Dried peppers will keep almost indefinitely if properly stored. They should be kept in tightly closed jars or heavy plastic bags in a dry, cool place, preferably the refrigerator or freezer. Freezing the dried peppers before storing will kill any insect larvae and eggs. The peppers should be monitored for insects or mildew.
Before peppers are used in a favorite recipe, they must be washed, stemmed, veined, and seeded. Some cooks prefer to remove the skin but this is only necessary when using tough skinned poblanos or the New Mexican chile and any of its varieties. The large bell types, ethnic peppers (Cubanelle, Italian), pimentos, and others of these types should be parboiled or blanched for 2 to 3 minutes before being used whole for stuffing or filling, if the filling is not to be cooked in the pepper shell. Remove them from the heat immediately and plunge them into iced water to stop the cooking process. Small chilies need only to be washed, stemmed, seeded, and veined without skinning. Usually, if a recipe calls for a pepper to be roasted or blistered, it is not only to remove the skin, but also because the charred flavor is desirable.

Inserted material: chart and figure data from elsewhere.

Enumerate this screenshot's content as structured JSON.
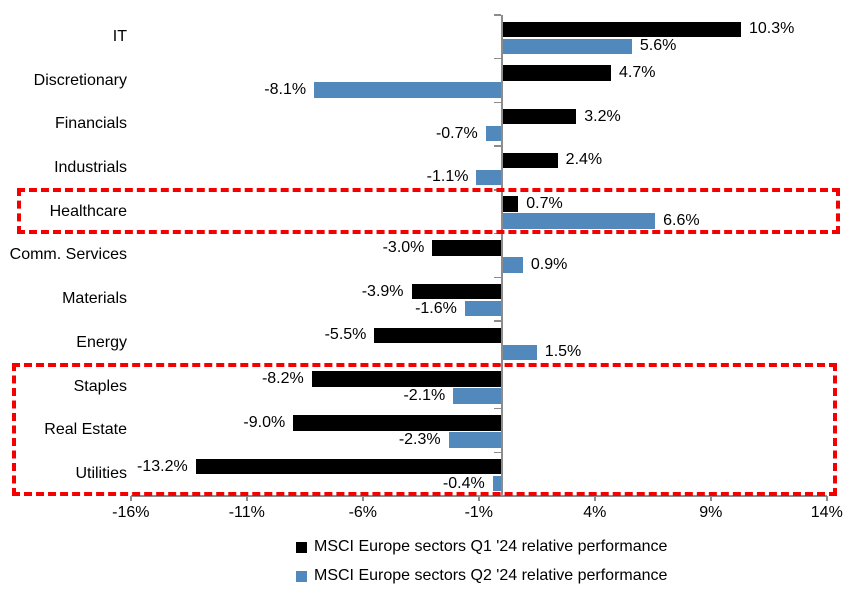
{
  "chart_data": {
    "type": "bar",
    "orientation": "horizontal",
    "title": "",
    "categories": [
      "IT",
      "Discretionary",
      "Financials",
      "Industrials",
      "Healthcare",
      "Comm. Services",
      "Materials",
      "Energy",
      "Staples",
      "Real Estate",
      "Utilities"
    ],
    "series": [
      {
        "name": "MSCI Europe sectors Q1 '24 relative performance",
        "color": "#000000",
        "values": [
          10.3,
          4.7,
          3.2,
          2.4,
          0.7,
          -3.0,
          -3.9,
          -5.5,
          -8.2,
          -9.0,
          -13.2
        ],
        "value_labels": [
          "10.3%",
          "4.7%",
          "3.2%",
          "2.4%",
          "0.7%",
          "-3.0%",
          "-3.9%",
          "-5.5%",
          "-8.2%",
          "-9.0%",
          "-13.2%"
        ]
      },
      {
        "name": "MSCI Europe sectors Q2 '24 relative performance",
        "color": "#5289bd",
        "values": [
          5.6,
          -8.1,
          -0.7,
          -1.1,
          6.6,
          0.9,
          -1.6,
          1.5,
          -2.1,
          -2.3,
          -0.4
        ],
        "value_labels": [
          "5.6%",
          "-8.1%",
          "-0.7%",
          "-1.1%",
          "6.6%",
          "0.9%",
          "-1.6%",
          "1.5%",
          "-2.1%",
          "-2.3%",
          "-0.4%"
        ]
      }
    ],
    "x_ticks": [
      {
        "value": -16,
        "label": "-16%"
      },
      {
        "value": -11,
        "label": "-11%"
      },
      {
        "value": -6,
        "label": "-6%"
      },
      {
        "value": -1,
        "label": "-1%"
      },
      {
        "value": 4,
        "label": "4%"
      },
      {
        "value": 9,
        "label": "9%"
      },
      {
        "value": 14,
        "label": "14%"
      }
    ],
    "xlim": [
      -16,
      14
    ],
    "grid": false,
    "legend_position": "bottom",
    "highlight_boxes": [
      {
        "from_category": "Healthcare",
        "to_category": "Healthcare",
        "color": "#f40000"
      },
      {
        "from_category": "Staples",
        "to_category": "Utilities",
        "color": "#f40000"
      }
    ]
  },
  "colors": {
    "q1_bar": "#000000",
    "q2_bar": "#5289bd",
    "axis": "#8c8c8c",
    "highlight": "#f40000",
    "text": "#000000",
    "background": "#ffffff"
  }
}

Frozen peppers can be used for seasoning and cooking or as stuffed peppers; they are too soft for salads. If the skins are left on before freezing, most of the nutritive values is retained. When freezing pungent chilies, parboiling before freezing will prevent capsaicin loss. Dry small chilies and spread on a pan before freezing. When frozen hard, remove from the pan and immediately place them in a dry plastic bag. Return to freezer. Open bag and pick out a few as needed, being careful to prevent the thawing of those remaining in the bag. Return to freezer.

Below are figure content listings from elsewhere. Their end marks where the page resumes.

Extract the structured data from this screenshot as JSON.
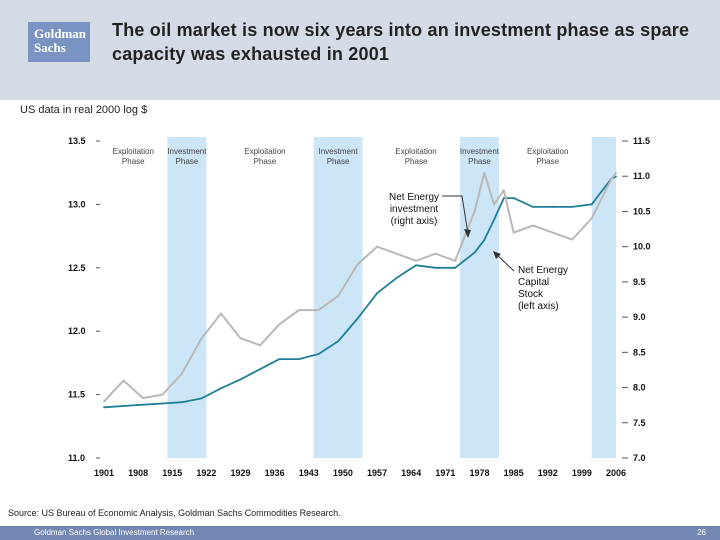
{
  "slide": {
    "logo_line1": "Goldman",
    "logo_line2": "Sachs",
    "title": "The oil market is now six years into an investment phase as spare capacity was exhausted in 2001",
    "subtitle": "US data in real 2000 log $",
    "source": "Source: US Bureau of Economic Analysis, Goldman Sachs Commodities Research.",
    "footer_left": "Goldman Sachs Global Investment Research",
    "page_number": "26"
  },
  "colors": {
    "header_bg": "#d5dbe6",
    "logo_bg": "#7b93c2",
    "footer_bg": "#7387b3",
    "band": "#cce6f7",
    "capital_stock": "#1e7f97",
    "investment": "#b8b8b8"
  },
  "chart_data": {
    "type": "line",
    "x": [
      1901,
      1905,
      1909,
      1913,
      1917,
      1921,
      1925,
      1929,
      1933,
      1937,
      1941,
      1945,
      1949,
      1953,
      1957,
      1961,
      1965,
      1969,
      1973,
      1977,
      1979,
      1981,
      1983,
      1985,
      1989,
      1993,
      1997,
      2001,
      2005,
      2006
    ],
    "xticks": [
      "1901",
      "1908",
      "1915",
      "1922",
      "1929",
      "1936",
      "1943",
      "1950",
      "1957",
      "1964",
      "1971",
      "1978",
      "1985",
      "1992",
      "1999",
      "2006"
    ],
    "xlim": [
      1901,
      2006
    ],
    "left_axis": {
      "label": "Net Energy Capital Stock (left axis)",
      "ticks": [
        "13.5",
        "13.0",
        "12.5",
        "12.0",
        "11.5",
        "11.0"
      ],
      "ylim": [
        11.0,
        13.5
      ]
    },
    "right_axis": {
      "label": "Net Energy investment (right axis)",
      "ticks": [
        "11.5",
        "11.0",
        "10.5",
        "10.0",
        "9.5",
        "9.0",
        "8.5",
        "8.0",
        "7.5",
        "7.0"
      ],
      "ylim": [
        7.0,
        11.5
      ]
    },
    "series": [
      {
        "name": "Net Energy Capital Stock",
        "axis": "left",
        "values": [
          11.4,
          11.41,
          11.42,
          11.43,
          11.44,
          11.47,
          11.55,
          11.62,
          11.7,
          11.78,
          11.78,
          11.82,
          11.92,
          12.1,
          12.3,
          12.42,
          12.52,
          12.5,
          12.5,
          12.62,
          12.72,
          12.88,
          13.05,
          13.05,
          12.98,
          12.98,
          12.98,
          13.0,
          13.2,
          13.22
        ]
      },
      {
        "name": "Net Energy investment",
        "axis": "right",
        "values": [
          7.8,
          8.1,
          7.85,
          7.9,
          8.2,
          8.7,
          9.05,
          8.7,
          8.6,
          8.9,
          9.1,
          9.1,
          9.3,
          9.75,
          10.0,
          9.9,
          9.8,
          9.9,
          9.8,
          10.5,
          11.05,
          10.6,
          10.8,
          10.2,
          10.3,
          10.2,
          10.1,
          10.4,
          10.95,
          11.05
        ]
      }
    ],
    "bands": [
      {
        "start": 1914,
        "end": 1922,
        "label": "Investment Phase"
      },
      {
        "start": 1944,
        "end": 1954,
        "label": "Investment Phase"
      },
      {
        "start": 1974,
        "end": 1982,
        "label": "Investment Phase"
      },
      {
        "start": 2001,
        "end": 2006,
        "label": ""
      }
    ],
    "phase_labels": [
      {
        "year": 1907,
        "line1": "Exploitation",
        "line2": "Phase"
      },
      {
        "year": 1918,
        "line1": "Investment",
        "line2": "Phase"
      },
      {
        "year": 1934,
        "line1": "Exploitation",
        "line2": "Phase"
      },
      {
        "year": 1949,
        "line1": "Investment",
        "line2": "Phase"
      },
      {
        "year": 1965,
        "line1": "Exploitation",
        "line2": "Phase"
      },
      {
        "year": 1978,
        "line1": "Investment",
        "line2": "Phase"
      },
      {
        "year": 1992,
        "line1": "Exploitation",
        "line2": "Phase"
      }
    ],
    "annotations": [
      {
        "lines": [
          "Net Energy",
          "investment",
          "(right axis)"
        ]
      },
      {
        "lines": [
          "Net Energy",
          "Capital",
          "Stock",
          "(left axis)"
        ]
      }
    ]
  }
}
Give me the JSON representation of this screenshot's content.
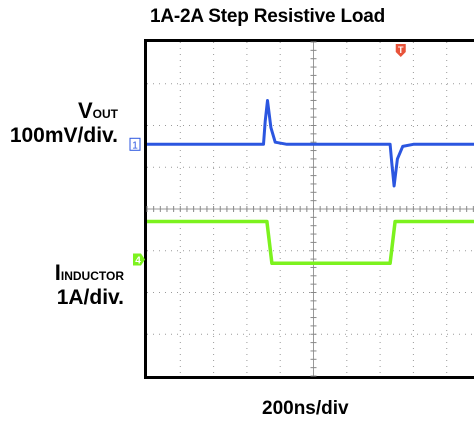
{
  "chart_data": {
    "type": "line",
    "title": "1A-2A Step Resistive Load",
    "xlabel": "200ns/div",
    "series": [
      {
        "name": "VOUT",
        "label_main": "V",
        "label_sub": "OUT",
        "scale": "100mV/div.",
        "marker": "1",
        "color": "#2b56e0",
        "x": [
          0,
          3.5,
          3.55,
          3.62,
          3.72,
          3.85,
          4.2,
          7.3,
          7.35,
          7.42,
          7.52,
          7.68,
          8.0,
          10
        ],
        "y": [
          0,
          0,
          0.55,
          1.05,
          0.4,
          0.05,
          0,
          0,
          -0.45,
          -1.0,
          -0.35,
          -0.05,
          0,
          0
        ]
      },
      {
        "name": "IINDUCTOR",
        "label_main": "I",
        "label_sub": "INDUCTOR",
        "scale": "1A/div.",
        "marker": "4",
        "color": "#7cf21e",
        "x": [
          0,
          3.6,
          3.75,
          7.3,
          7.45,
          10
        ],
        "y": [
          0,
          0,
          -1.0,
          -1.0,
          0,
          0
        ]
      }
    ],
    "trigger_marker": "T",
    "trigger_color": "#e8533a",
    "grid": true,
    "x_divisions": 10,
    "y_divisions": 8
  }
}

Peppers can be sun-dried, oven-dried, smoked, or dehydrated, but none of these methods are very practical for the modern home cook who is pressed for time. Sun-drying is an ancient method best adapted to arid climates, but is not feasible in humid areas. It takes several days in a dry, sunny locale. Oven-drying is a tedious process requiring the peppers to remain in a 140°F oven for up to 24 hours. Smoking is another method of artificially drying peppers that is seldom used in the United States. It is the procedure by which jalapeños are slowly dried and imparted with a smoky flavor to become chipotles. Dehydration is drying with heat from a man-made source. This process is not only faster, but also produces a much better product than the other methods.
The dried product can be placed in a processor or blender and flaked or powdered. The ground product will keep better once refrigerated. Whole pods may be used in recipes that require a long cooking time and a large amount of water such as those for soups or stews.
Many widely available and popular cookbooks provide directions and recipes for preparing and serving capsicums.